Figure 15 shows that under the same step function input, the PSO-BP neural network control can reach a stable state at 14 s, with a fast response and almost no overshoot. It has the best overall performance among the four.
Figure 16 is the error curve of the control method proposed in this paper, PSO-BP+PID. The curve shows that at time 0 s, the error is at its maximum of 100%. As the control method enters the adjustment time, the error gradually decreases, reaching 0 at 14 s, and remains unchanged thereafter. This reflects the adjustment time and the fluctuation after adjustment of the PSO-BP+PID in response to a unit step function. The error curve and the response curve can be considered as an inverse process.
Table 2 provides a detailed comparison of the PID controller parameters and specific system performance indicators obtained by the four methods. By comparative analysis, it is concluded that the PSO-optimized BP neural network PID controller has a significantly better overshoot and adjustment time compared to the other three control methods. The overshoot is only 1.37%, almost one-tenth of the GA and BP neural network, with an adjustment time of 14 s and a peak time at 14 s, which is far superior to the other three methods. The second best is the WOA-optimized BP neural network PID control method, with an overshoot of 4.25%, which also has certain advantages, but the PSO-optimized BP neural network PID controller method has the best performance, the strongest anti-interference capability, and the optimal adjustment time, thereby verifying the effectiveness and practicality of this method for the control of the EOD mechanical arm system.
4. Conclusions
In response to the precise control and response speed requirements of large-scale EOD mechanical arms, based on the analysis of their mechanical structure characteristics, a driving model of the EOD mechanical arm is established and a PSO-BP+PID position control algorithm is proposed. The following conclusions are drawn.

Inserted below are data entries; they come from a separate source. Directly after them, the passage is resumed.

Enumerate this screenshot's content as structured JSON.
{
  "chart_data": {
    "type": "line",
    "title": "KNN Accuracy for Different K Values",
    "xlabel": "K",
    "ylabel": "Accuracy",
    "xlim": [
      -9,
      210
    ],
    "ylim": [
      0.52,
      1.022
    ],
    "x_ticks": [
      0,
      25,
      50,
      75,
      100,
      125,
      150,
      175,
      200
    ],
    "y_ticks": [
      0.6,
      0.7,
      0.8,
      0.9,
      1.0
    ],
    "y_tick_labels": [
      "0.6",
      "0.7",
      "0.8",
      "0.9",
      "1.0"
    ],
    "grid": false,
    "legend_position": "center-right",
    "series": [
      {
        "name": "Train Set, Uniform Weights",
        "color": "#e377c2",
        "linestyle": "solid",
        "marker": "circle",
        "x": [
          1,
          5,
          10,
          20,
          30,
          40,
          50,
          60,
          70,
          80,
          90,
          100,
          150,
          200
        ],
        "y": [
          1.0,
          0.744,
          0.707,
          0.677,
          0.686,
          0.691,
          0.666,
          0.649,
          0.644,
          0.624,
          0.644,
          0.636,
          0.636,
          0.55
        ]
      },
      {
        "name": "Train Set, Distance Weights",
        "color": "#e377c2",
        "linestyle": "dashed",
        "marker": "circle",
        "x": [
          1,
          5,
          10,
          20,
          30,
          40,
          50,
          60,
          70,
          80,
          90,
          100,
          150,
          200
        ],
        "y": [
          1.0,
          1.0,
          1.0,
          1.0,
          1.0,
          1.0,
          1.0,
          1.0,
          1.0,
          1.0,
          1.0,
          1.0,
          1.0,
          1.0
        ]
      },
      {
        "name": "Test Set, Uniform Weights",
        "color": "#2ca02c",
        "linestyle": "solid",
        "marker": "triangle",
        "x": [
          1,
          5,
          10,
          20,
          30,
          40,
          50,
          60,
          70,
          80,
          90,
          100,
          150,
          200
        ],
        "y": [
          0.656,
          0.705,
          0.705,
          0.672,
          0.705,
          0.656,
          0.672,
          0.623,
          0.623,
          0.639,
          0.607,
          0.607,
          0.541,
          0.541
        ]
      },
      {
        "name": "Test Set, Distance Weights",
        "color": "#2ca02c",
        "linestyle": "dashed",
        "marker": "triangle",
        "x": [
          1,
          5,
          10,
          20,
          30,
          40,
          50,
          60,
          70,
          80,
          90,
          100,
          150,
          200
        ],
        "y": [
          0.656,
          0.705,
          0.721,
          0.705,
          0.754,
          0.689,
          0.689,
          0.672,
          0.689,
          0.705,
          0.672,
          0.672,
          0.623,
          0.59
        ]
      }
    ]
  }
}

By using the combined simulation of Adams and AMEsim, a mechatronic-hydraulic system model is constructed to fully simulate and analyze the EOD mechanical arm under dynamic conditions, the dynamic model outputs the velocity and angular velocity of the hydraulic rod’s center of mass, while the hydraulic system model provides the resultant force and displacement. This approach addresses the challenge that a single software cannot meet the simulation requirements for multiple system couplings, laying the groundwork for subsequent control strategies. The simulation results are accurate and consistent with the actual working conditions.
A particle swarm optimization algorithm is proposed to optimize the connection weight matrix of the BP neural network, overcoming the problem of local minimums that may occur in the training process of the BP neural network through the global search capability of the PSO algorithm. The parameter adjustment of the PSO algorithm is simple and efficient. By adjusting the inertia weight, individual learning factor, and social learning factor, it is possible to balance the algorithm’s exploration and exploitation capabilities. This ensures the global search ability of the algorithm while enhancing the precision of the optimization for PID parameters.
The particle swarm optimization algorithm is introduced to optimize the neural network PID controller. By adjusting the traditional PID control parameters Kp, Ki, and Kd and comparing it with the system step response curves of the other three algorithms, this method has high control precision, a strong anti-interference capability, and better robustness.